Difference between differentiation and derivatives [closed]

What is the difference between differentiation and derivatives of a function ?

Solution 1:

Differentiation is a process that gives you the derivative. Or, symbolically, if $f$ is a differentiable function, then $f'$ is its derivative and the map $f \to f'$ is differentiation.

Solution 2:

Depending on the mathematical school, there is a difference at the definition level. For example Fikhtengol'ts (aka Russian school) (check in preview mode).
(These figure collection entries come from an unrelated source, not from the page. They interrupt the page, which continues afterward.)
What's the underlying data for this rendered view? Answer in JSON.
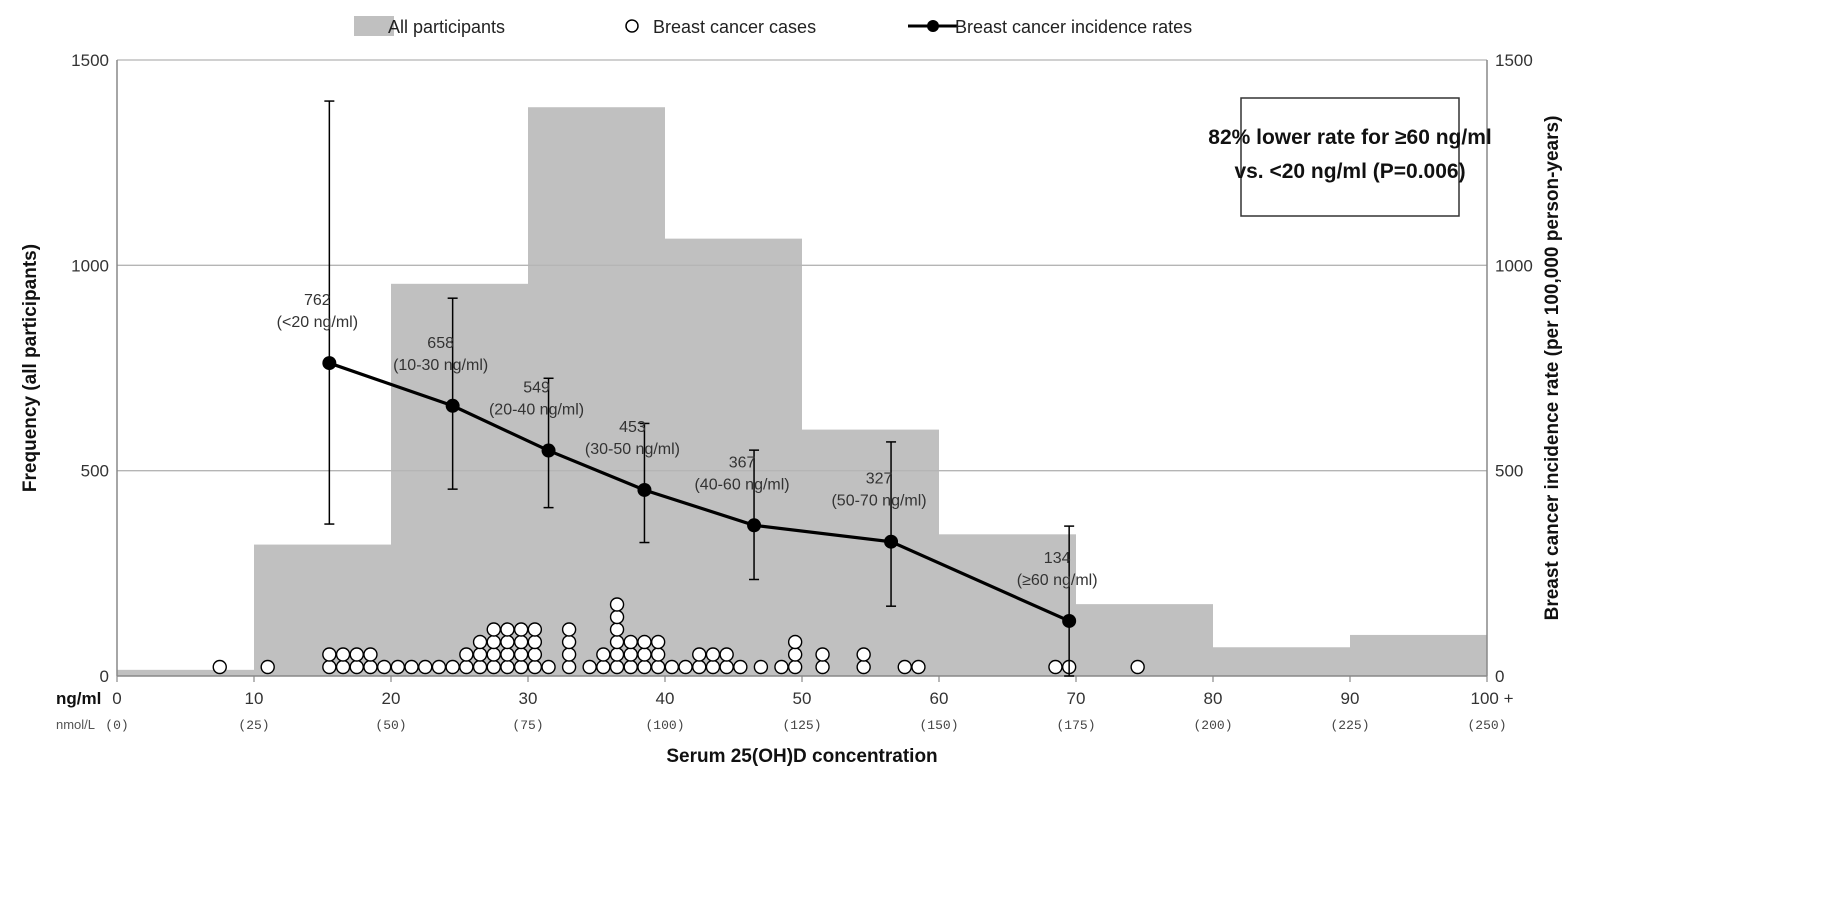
{
  "legend": {
    "participants": "All participants",
    "cases": "Breast cancer cases",
    "rates": "Breast cancer incidence rates"
  },
  "axes": {
    "y_left_title": "Frequency (all participants)",
    "y_right_title": "Breast cancer incidence rate (per 100,000 person-years)",
    "x_title": "Serum 25(OH)D concentration",
    "x_unit_ng": "ng/ml",
    "x_unit_nmol": "nmol/L"
  },
  "annotation": {
    "line1": "82% lower rate for ≥60 ng/ml",
    "line2": "vs. <20 ng/ml (P=0.006)"
  },
  "colors": {
    "bars": "#c0c0c0",
    "line": "#000000",
    "grid": "#b5b5b5"
  },
  "chart_data": {
    "type": "bar",
    "xlim": [
      0,
      100
    ],
    "ylim_left": [
      0,
      1500
    ],
    "ylim_right": [
      0,
      1500
    ],
    "x_ticks": [
      {
        "value": 0,
        "ng": "0",
        "nmol": "(0)"
      },
      {
        "value": 10,
        "ng": "10",
        "nmol": "(25)"
      },
      {
        "value": 20,
        "ng": "20",
        "nmol": "(50)"
      },
      {
        "value": 30,
        "ng": "30",
        "nmol": "(75)"
      },
      {
        "value": 40,
        "ng": "40",
        "nmol": "(100)"
      },
      {
        "value": 50,
        "ng": "50",
        "nmol": "(125)"
      },
      {
        "value": 60,
        "ng": "60",
        "nmol": "(150)"
      },
      {
        "value": 70,
        "ng": "70",
        "nmol": "(175)"
      },
      {
        "value": 80,
        "ng": "80",
        "nmol": "(200)"
      },
      {
        "value": 90,
        "ng": "90",
        "nmol": "(225)"
      },
      {
        "value": 100,
        "ng": "100 +",
        "nmol": "(250)"
      }
    ],
    "y_ticks": [
      {
        "value": 0,
        "label": "0"
      },
      {
        "value": 500,
        "label": "500"
      },
      {
        "value": 1000,
        "label": "1000"
      },
      {
        "value": 1500,
        "label": "1500"
      }
    ],
    "grid": true,
    "legend_position": "top",
    "histogram": {
      "name": "All participants",
      "bins": [
        {
          "x0": 0,
          "x1": 10,
          "value": 15
        },
        {
          "x0": 10,
          "x1": 20,
          "value": 320
        },
        {
          "x0": 20,
          "x1": 30,
          "value": 955
        },
        {
          "x0": 30,
          "x1": 40,
          "value": 1385
        },
        {
          "x0": 40,
          "x1": 50,
          "value": 1065
        },
        {
          "x0": 50,
          "x1": 60,
          "value": 600
        },
        {
          "x0": 60,
          "x1": 70,
          "value": 345
        },
        {
          "x0": 70,
          "x1": 80,
          "value": 175
        },
        {
          "x0": 80,
          "x1": 90,
          "value": 70
        },
        {
          "x0": 90,
          "x1": 100,
          "value": 100
        }
      ]
    },
    "cases": {
      "name": "Breast cancer cases",
      "points": [
        {
          "x": 7.5,
          "count": 1
        },
        {
          "x": 11,
          "count": 1
        },
        {
          "x": 15.5,
          "count": 2
        },
        {
          "x": 16.5,
          "count": 2
        },
        {
          "x": 17.5,
          "count": 2
        },
        {
          "x": 18.5,
          "count": 2
        },
        {
          "x": 19.5,
          "count": 1
        },
        {
          "x": 20.5,
          "count": 1
        },
        {
          "x": 21.5,
          "count": 1
        },
        {
          "x": 22.5,
          "count": 1
        },
        {
          "x": 23.5,
          "count": 1
        },
        {
          "x": 24.5,
          "count": 1
        },
        {
          "x": 25.5,
          "count": 2
        },
        {
          "x": 26.5,
          "count": 3
        },
        {
          "x": 27.5,
          "count": 4
        },
        {
          "x": 28.5,
          "count": 4
        },
        {
          "x": 29.5,
          "count": 4
        },
        {
          "x": 30.5,
          "count": 4
        },
        {
          "x": 31.5,
          "count": 1
        },
        {
          "x": 33,
          "count": 4
        },
        {
          "x": 34.5,
          "count": 1
        },
        {
          "x": 35.5,
          "count": 2
        },
        {
          "x": 36.5,
          "count": 6
        },
        {
          "x": 37.5,
          "count": 3
        },
        {
          "x": 38.5,
          "count": 3
        },
        {
          "x": 39.5,
          "count": 3
        },
        {
          "x": 40.5,
          "count": 1
        },
        {
          "x": 41.5,
          "count": 1
        },
        {
          "x": 42.5,
          "count": 2
        },
        {
          "x": 43.5,
          "count": 2
        },
        {
          "x": 44.5,
          "count": 2
        },
        {
          "x": 45.5,
          "count": 1
        },
        {
          "x": 47,
          "count": 1
        },
        {
          "x": 48.5,
          "count": 1
        },
        {
          "x": 49.5,
          "count": 3
        },
        {
          "x": 51.5,
          "count": 2
        },
        {
          "x": 54.5,
          "count": 2
        },
        {
          "x": 57.5,
          "count": 1
        },
        {
          "x": 58.5,
          "count": 1
        },
        {
          "x": 68.5,
          "count": 1
        },
        {
          "x": 69.5,
          "count": 1
        },
        {
          "x": 74.5,
          "count": 1
        }
      ]
    },
    "rates": {
      "name": "Breast cancer incidence rates",
      "points": [
        {
          "x": 15.5,
          "y": 762,
          "low": 370,
          "high": 1400,
          "value_label": "762",
          "range_label": "(<20 ng/ml)"
        },
        {
          "x": 24.5,
          "y": 658,
          "low": 455,
          "high": 920,
          "value_label": "658",
          "range_label": "(10-30 ng/ml)"
        },
        {
          "x": 31.5,
          "y": 549,
          "low": 410,
          "high": 725,
          "value_label": "549",
          "range_label": "(20-40 ng/ml)"
        },
        {
          "x": 38.5,
          "y": 453,
          "low": 325,
          "high": 615,
          "value_label": "453",
          "range_label": "(30-50 ng/ml)"
        },
        {
          "x": 46.5,
          "y": 367,
          "low": 235,
          "high": 550,
          "value_label": "367",
          "range_label": "(40-60 ng/ml)"
        },
        {
          "x": 56.5,
          "y": 327,
          "low": 170,
          "high": 570,
          "value_label": "327",
          "range_label": "(50-70 ng/ml)"
        },
        {
          "x": 69.5,
          "y": 134,
          "low": 0,
          "high": 365,
          "value_label": "134",
          "range_label": "(≥60 ng/ml)"
        }
      ]
    }
  }
}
• Page 145. Function $f$ is said to have derrivative in $x_0$ if the following limit exists: $$\lim\limits_{x\rightarrow x_0} \frac{f(x)-f(x_0)}{x-x_0} \text{ or } \lim\limits_{h\rightarrow 0} \frac{f(x_0+h)-f(x_0)}{h}$$ this limit is also called derivative of $f$ in $x_0$.
• Page 165. Function $f$ is said to be differentiable in $x_0$ if its increase $f(x_0 +\Delta x)-f(x_0)$ can be expressed as $$f(x_0 +\Delta x)-f(x_0)=A\cdot \Delta x + o(\Delta x)$$ where A does not depend on $\Delta x$ and $\lim\limits_{\Delta x \rightarrow 0}\frac{o(\Delta x)}{\Delta x}=0$.

Despite these 2 definitions, for functions in one variable, there is a theorem stating that both definitions are equivalent. The difference becomes more obvious when applied to multi-variable functions or functions in various vector spaces.